Monkey Rescue is calling upon members of the public to come to the Mazor Farm on Friday morning at 10 a.m. to donate a variety of fruits and vegetables so that the monkeys have something to eat in the coming days. The organization is requesting yams, cucumbers, carrots, tomatoes, cabbage, zucchini and apples – but not bananas, as the peels are difficult to clean.
Meanwhile, Ron said he has sent letters to the head of Moshav Mazor as well as to Health Ministry officials, warning them about the potential public health risks area residents could face if the monkeys die in their midst. The organization has also filed an appeal to the High Court of Justice, and the matter is awaiting further discussion.
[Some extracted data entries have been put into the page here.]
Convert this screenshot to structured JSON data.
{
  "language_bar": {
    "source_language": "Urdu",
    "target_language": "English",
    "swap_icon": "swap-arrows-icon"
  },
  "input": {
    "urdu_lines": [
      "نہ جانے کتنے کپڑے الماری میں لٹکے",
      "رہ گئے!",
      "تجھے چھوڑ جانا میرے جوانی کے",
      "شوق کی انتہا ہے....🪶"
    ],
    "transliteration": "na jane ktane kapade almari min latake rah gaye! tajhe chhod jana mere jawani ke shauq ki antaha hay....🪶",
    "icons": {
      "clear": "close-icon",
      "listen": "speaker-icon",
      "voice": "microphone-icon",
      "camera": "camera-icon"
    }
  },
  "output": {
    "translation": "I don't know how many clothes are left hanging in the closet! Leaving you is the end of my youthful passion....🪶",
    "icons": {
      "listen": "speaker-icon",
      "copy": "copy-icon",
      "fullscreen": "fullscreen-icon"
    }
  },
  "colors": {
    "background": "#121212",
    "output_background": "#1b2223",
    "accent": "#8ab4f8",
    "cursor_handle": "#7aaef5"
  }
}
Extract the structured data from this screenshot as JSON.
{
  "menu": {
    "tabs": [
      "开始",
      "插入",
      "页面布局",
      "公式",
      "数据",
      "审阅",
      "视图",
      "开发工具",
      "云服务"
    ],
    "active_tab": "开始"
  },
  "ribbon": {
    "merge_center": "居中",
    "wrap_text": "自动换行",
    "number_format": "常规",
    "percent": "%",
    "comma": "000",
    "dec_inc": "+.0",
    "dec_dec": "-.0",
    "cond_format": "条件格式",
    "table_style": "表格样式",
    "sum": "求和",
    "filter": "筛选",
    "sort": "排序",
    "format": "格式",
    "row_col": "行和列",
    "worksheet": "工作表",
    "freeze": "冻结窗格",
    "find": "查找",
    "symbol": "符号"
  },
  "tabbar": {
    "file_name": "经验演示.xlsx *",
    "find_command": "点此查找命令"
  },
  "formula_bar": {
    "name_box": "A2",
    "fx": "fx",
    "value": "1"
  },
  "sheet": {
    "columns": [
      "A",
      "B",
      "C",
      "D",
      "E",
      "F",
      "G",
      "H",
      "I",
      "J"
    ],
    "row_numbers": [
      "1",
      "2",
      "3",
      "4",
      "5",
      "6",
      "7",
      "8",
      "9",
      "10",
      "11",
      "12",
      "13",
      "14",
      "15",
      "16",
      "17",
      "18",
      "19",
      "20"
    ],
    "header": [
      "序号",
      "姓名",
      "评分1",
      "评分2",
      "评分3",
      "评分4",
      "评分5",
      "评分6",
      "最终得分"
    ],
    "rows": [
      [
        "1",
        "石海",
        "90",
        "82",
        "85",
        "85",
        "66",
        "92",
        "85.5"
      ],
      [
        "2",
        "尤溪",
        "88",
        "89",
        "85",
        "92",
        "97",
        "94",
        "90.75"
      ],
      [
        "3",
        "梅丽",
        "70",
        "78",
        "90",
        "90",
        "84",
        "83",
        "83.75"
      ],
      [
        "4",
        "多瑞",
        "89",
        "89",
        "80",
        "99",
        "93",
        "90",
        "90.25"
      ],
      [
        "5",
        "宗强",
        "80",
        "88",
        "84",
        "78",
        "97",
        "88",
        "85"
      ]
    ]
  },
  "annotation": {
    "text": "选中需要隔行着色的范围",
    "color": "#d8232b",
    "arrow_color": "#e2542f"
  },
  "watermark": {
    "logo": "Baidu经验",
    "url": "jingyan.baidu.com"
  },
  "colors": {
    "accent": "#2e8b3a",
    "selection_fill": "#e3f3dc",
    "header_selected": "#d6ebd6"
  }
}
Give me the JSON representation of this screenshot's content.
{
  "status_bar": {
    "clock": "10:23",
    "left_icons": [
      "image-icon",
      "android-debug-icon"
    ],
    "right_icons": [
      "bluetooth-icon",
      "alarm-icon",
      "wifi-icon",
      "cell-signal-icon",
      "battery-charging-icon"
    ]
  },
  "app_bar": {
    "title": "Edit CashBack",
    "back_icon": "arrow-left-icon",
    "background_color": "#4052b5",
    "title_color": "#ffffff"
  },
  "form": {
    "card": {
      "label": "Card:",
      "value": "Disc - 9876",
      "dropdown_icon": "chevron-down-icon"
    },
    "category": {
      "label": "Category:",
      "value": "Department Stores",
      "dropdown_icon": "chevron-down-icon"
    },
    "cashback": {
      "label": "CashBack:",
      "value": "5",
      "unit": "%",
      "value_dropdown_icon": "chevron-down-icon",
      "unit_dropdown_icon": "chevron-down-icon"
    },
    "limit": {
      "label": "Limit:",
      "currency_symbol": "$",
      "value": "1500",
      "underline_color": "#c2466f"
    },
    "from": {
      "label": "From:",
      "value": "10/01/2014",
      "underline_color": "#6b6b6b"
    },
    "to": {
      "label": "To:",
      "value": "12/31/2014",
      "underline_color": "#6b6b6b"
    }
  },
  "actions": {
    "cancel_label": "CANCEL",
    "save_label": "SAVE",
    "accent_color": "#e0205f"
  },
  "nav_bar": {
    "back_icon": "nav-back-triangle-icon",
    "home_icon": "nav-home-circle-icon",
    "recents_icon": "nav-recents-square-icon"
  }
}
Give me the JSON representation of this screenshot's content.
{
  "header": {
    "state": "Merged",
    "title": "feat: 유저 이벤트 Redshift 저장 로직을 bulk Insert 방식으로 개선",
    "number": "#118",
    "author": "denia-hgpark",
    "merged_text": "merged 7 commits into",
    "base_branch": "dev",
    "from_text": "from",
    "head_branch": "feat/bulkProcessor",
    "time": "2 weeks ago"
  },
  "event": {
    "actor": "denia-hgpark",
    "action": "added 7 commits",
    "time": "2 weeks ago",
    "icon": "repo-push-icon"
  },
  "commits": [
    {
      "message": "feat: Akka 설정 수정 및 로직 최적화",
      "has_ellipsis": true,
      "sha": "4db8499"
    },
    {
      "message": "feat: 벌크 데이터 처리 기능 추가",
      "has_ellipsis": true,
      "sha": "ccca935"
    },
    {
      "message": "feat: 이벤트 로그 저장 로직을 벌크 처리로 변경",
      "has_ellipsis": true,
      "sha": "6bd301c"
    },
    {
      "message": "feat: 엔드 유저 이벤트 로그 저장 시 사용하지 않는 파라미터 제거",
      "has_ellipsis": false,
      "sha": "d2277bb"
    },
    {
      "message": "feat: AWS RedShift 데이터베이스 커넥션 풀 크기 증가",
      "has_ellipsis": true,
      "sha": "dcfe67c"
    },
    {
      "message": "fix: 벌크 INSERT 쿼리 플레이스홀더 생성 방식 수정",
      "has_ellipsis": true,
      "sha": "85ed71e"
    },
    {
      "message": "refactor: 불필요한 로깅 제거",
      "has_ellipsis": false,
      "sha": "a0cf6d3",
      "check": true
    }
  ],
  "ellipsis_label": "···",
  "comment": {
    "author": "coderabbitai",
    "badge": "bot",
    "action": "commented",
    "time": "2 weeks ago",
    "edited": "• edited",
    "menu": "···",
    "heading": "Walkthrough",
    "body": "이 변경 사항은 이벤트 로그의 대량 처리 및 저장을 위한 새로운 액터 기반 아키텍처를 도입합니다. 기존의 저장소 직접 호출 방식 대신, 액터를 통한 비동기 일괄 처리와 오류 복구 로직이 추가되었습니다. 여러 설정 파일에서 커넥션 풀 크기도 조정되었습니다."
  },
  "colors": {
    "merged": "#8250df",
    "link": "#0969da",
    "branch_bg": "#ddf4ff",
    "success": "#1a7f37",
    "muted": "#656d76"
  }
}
“It is so disappointing that a government that says it is the most progressive in the region and maybe in the world, in human rights and animal rights, behaves in such a manner,” Ron said. “It’s just shameful.”
In response to the situation, the Environmental Protection Ministry denied that its officials made the promises that Ron described but affirmed that talks among the parties would be taking place.
“Although the state has no legal liability on the subject, the Environmental Protection Ministry and the Finance Ministry have agreed to enter into negotiations with the petitioner, to try and help find a solution to the issue of taking care of the monkeys, for which the petitioner claimed responsibility,” a statement from the ministry said.
“Accordingly, a meeting was scheduled among the parties.”